Mr. Cunningham now claims he will endorse Sen. Hillary Clinton, whining that Sen. McCain "threw (him) under the bus to the national media."
Mr. Cunningham fully earned his 15 minutes of national infamy. State and local Republican leaders deserve as much, and more, for dragging Ohio not under the bus, but into the gutter.
Former Sen. Mike DeWine, who is Sen. McCain's Ohio campaign chair, says he is "very comfortable with what (Sen. McCain) did" in denouncing Mr. Cunningham's remarks. He says Sen. McCain set the right tone by stepping forward quickly and making plain that his campaign will not tolerate "personal and degrading" comments about his opponents. Mr. Portman agrees that response was the correct one.

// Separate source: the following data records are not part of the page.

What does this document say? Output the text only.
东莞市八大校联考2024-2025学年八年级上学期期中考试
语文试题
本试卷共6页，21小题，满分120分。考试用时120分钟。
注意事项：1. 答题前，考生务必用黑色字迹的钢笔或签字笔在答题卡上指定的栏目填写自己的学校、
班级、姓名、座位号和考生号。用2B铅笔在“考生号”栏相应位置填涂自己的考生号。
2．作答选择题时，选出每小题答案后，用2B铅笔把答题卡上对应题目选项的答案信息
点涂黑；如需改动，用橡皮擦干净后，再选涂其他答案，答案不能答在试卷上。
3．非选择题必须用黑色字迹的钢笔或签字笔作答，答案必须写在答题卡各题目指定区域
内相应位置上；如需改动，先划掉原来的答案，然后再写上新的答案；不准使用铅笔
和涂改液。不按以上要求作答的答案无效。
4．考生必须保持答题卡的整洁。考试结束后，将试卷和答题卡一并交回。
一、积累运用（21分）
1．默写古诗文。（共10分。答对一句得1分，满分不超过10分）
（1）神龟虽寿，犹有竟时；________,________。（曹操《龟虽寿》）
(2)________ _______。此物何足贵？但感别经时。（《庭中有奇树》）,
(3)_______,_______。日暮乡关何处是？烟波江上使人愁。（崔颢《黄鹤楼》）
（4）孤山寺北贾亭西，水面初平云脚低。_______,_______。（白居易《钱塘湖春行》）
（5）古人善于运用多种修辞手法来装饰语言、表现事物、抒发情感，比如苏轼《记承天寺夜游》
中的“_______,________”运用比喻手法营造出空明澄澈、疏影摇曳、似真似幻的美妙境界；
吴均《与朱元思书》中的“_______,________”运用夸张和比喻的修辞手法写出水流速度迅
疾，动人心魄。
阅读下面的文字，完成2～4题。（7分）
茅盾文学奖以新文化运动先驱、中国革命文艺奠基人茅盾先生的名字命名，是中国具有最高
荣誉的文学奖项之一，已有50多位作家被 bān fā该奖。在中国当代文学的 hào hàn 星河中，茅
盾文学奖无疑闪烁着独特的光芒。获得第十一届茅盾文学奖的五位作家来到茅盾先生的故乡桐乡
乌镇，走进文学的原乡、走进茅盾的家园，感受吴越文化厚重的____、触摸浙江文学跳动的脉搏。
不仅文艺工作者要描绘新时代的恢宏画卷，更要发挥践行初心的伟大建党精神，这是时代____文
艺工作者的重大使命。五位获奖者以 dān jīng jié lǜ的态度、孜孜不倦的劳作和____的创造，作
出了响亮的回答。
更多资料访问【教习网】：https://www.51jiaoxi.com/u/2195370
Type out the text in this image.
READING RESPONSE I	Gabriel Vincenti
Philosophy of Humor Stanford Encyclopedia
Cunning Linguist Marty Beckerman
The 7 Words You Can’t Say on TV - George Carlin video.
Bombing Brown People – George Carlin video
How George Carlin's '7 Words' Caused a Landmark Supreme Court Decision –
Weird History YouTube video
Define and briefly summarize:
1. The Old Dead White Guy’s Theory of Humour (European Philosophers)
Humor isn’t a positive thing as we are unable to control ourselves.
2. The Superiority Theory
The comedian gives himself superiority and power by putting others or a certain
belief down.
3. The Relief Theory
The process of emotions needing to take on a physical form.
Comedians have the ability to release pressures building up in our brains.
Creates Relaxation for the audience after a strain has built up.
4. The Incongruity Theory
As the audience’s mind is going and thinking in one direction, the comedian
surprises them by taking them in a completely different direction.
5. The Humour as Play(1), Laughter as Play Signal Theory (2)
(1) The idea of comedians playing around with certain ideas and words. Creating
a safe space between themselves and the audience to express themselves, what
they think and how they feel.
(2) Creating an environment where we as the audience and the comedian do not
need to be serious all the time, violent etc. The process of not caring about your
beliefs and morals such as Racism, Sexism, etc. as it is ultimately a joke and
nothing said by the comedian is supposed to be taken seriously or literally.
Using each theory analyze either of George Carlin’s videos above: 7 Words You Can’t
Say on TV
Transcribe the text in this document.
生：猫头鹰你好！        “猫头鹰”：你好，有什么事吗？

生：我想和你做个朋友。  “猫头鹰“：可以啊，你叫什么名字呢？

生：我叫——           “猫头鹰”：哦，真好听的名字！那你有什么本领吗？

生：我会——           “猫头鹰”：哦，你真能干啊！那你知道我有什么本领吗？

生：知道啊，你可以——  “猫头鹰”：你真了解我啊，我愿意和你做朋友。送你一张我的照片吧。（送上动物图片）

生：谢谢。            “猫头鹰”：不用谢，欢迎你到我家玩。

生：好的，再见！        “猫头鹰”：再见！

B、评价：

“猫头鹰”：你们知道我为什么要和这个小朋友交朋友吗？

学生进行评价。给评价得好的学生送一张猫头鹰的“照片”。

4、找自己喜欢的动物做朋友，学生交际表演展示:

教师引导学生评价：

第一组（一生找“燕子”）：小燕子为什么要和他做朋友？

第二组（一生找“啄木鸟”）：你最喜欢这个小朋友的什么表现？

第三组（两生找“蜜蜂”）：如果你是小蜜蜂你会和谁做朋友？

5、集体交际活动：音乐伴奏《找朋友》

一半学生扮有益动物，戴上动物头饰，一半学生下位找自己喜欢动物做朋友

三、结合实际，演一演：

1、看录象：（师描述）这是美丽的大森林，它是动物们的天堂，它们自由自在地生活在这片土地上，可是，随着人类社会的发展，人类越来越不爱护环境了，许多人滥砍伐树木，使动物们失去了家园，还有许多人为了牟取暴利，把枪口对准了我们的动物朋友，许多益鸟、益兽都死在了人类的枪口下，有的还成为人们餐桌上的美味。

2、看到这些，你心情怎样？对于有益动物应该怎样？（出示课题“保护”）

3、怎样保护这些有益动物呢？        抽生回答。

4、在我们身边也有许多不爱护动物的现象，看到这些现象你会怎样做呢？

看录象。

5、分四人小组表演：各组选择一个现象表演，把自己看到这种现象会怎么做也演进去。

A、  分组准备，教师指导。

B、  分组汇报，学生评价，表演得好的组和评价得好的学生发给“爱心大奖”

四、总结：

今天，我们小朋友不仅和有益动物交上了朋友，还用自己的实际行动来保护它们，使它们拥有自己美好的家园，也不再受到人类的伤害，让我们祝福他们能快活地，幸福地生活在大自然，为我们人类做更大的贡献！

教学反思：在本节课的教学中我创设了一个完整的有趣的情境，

That's the right sentiment, but where were Sen. DeWine, Mr. Portman and party officials when someone had the bright idea of giving Mr. Cunningham a microphone? Didn't it occur to them that he would be his usual self? Or was that the plan?
Of course, they know the kind of "red meat" Mr. Cunningham dishes out.
Political trash-talking to a mass audience is as old as electronic media. Father Charles Coughlin was one of the pioneers, using a weekly radio sermon to call President Franklin D. Roosevelt a "great betrayer and liar" and to blame Jews for the Great Depression.
But the Catholic hierarchy (including the archbishop of the Cincinnati Archdiocese) eventually pulled the plug on Father Coughlin, at least insofar as he purported to speak on behalf of the church.
Ohio GOP leaders need to pull the plug on the likes of Bill Cunningham, making plain his bigoted and hateful comments do not represent them. They should stand up to purveyors of poison and keep them off their political stage.